Cada ata codificou a contagem de votos em QR codes, que a AP decodificou e analisou eletronicamente, resultando na tabulação de 10,26 milhões de votos. Segundo os cálculos, Edmundo González, da oposição, recebeu 6,89 milhões de votos, quase meio milhão a mais do que o governo diz que Maduro obteve.

As tabulações também mostram que Maduro recebeu 3,13 milhões de votos das planilhas de contagem divulgadas. Em comparação, os resultados atualizados do Conselho Nacional Eleitoral do governo, divulgados na sexta-feira, dizem que, com base em 96,87% das atas de contagem, Maduro teve 6,4 milhões de votos, e González, 5,3 milhões.
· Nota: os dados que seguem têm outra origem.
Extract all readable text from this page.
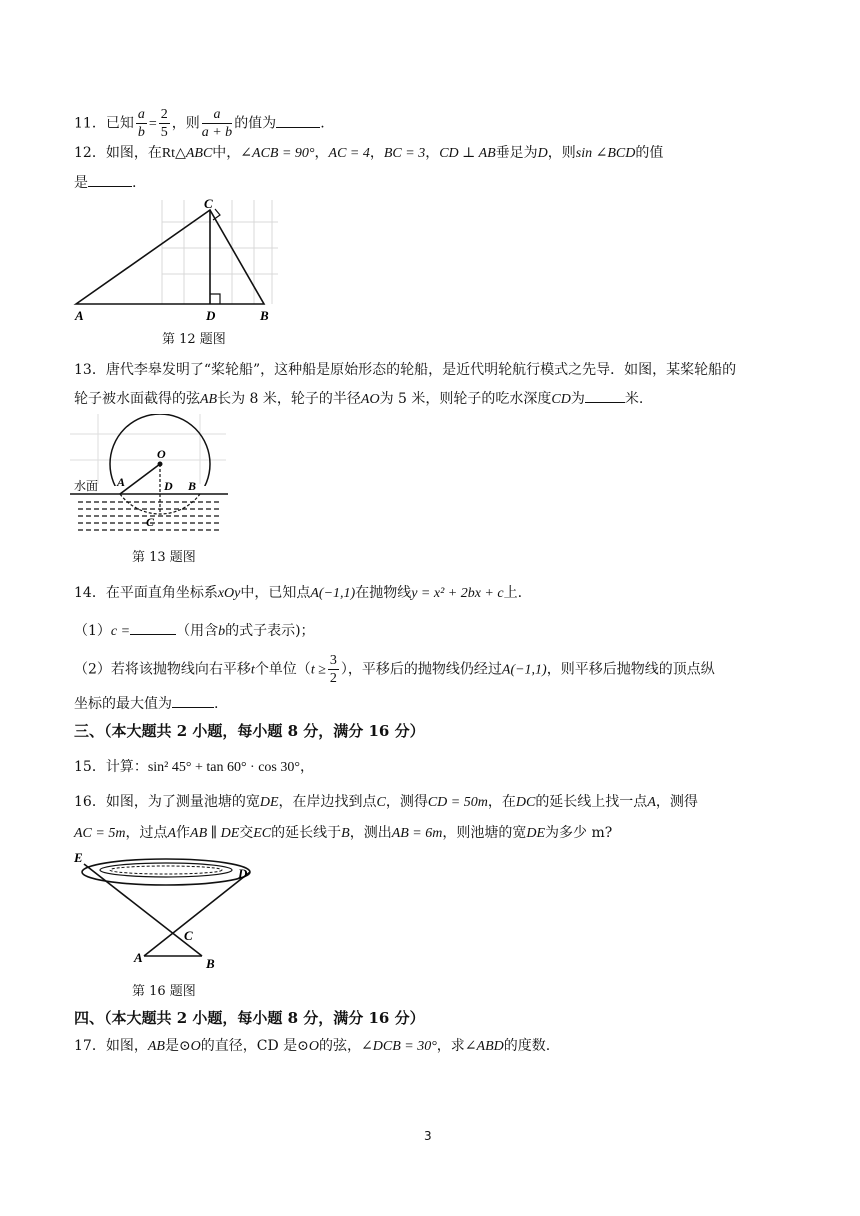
11．已知 $\frac{a}{b} = \frac{2}{5}$ ，则 $\frac{a}{a + b}$ 的值为	.
12．如图，在Rt△ABC中，∠ACB = 90°，AC = 4，BC = 3，CD ⊥ AB垂足为D，则sin ∠BCD的值
是	.
A	B
C
D
第 12 题图
13．唐代李皋发明了“桨轮船”，这种船是原始形态的轮船，是近代明轮航行模式之先导．如图，某桨轮船的
轮子被水面截得的弦AB长为 8 米，轮子的半径AO为 5 米，则轮子的吃水深度CD为	米.
O
A	B
D
C
水面
第 13 题图
14．在平面直角坐标系xOy中，已知点A(−1,1)在抛物线y = x² + 2bx + c上.
（1）c =	（用含b的式子表示)；
（2）若将该抛物线向右平移t个单位（$t \ge \frac{3}{2}$ ），平移后的抛物线仍经过A(−1,1)，则平移后抛物线的顶点纵
坐标的最大值为	.
三、（本大题共 2 小题，每小题 8 分，满分 16 分）
15．计算：sin² 45° + tan 60° · cos 30°，
16．如图，为了测量池塘的宽DE，在岸边找到点C，测得CD = 50m，在DC的延长线上找一点A，测得
AC = 5m，过点A作AB ∥ DE交EC的延长线于B，测出AB = 6m，则池塘的宽DE为多少 m?
E
D
C
A	B
第 16 题图
四、（本大题共 2 小题，每小题 8 分，满分 16 分）
17．如图，AB是⊙O的直径，CD 是⊙O的弦，∠DCB = 30°，求∠ABD的度数.
3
O presidente do Conselho Nacional Eleitoral, Elvis Amoroso, atribuiu o atraso na atualização dos resultados a “ataques maciços” à “infraestrutura tecnológica”. A AP não pôde verificar de forma independente a autenticidade das 24.532 atas de apuração fornecidas pela oposição.

A AP conseguiu extrair dados de 96% dos registros de votos fornecidos, sendo que os 4% restantes das imagens eram muito ruins para serem analisadas. González e a líder da oposição, María Corina Machado, disseram na segunda-feira, 29, que haviam obtido os boletins de apuração dos centros de votação em todo o país e que eles mostravam que Maduro havia perdido sua tentativa de reeleição a um terceiro mandato de seis anos de forma esmagadora.

Inicialmente, a oposição ofereceu aos eleitores a oportunidade de consultar online as cópias digitalizadas dos boletins de apuração. Mas, após críticas e ameaças de Maduro e seu círculo próximo, a campanha liberou suas digitalizações na sexta-feira.

As atas de apuração são impressões longas que se assemelham a recibos de compras. Há muito tempo elas são consideradas a prova definitiva dos resultados eleitorais na Venezuela. Na sexta-feira, meia dúzia de assaltantes mascarados saquearam a sede da oposição em uma escalada de violência depois que vários países pediram provas da vitória de Maduro.

Os assaltantes quebraram portas e levaram documentos e equipamentos valiosos na invasão por volta das 3h da manhã, informou o partido de Machado e González. Várias paredes foram cobertas com tinta spray preta. A invasão ocorre após ameaças de autoridades de alto escalão, incluindo Maduro, de prender Machado, que se escondeu enquanto ainda pede aos venezuelanos e à comunidade internacional que contestem os resultados das eleições de domingo.

O governo Biden apoiou firmemente a oposição, reconhecendo González como o vencedor e desacreditando os resultados oficiais do Conselho Nacional Eleitoral. González foi escolhido em abril como substituto de última hora de Machado, impedida de concorrer a um cargo político.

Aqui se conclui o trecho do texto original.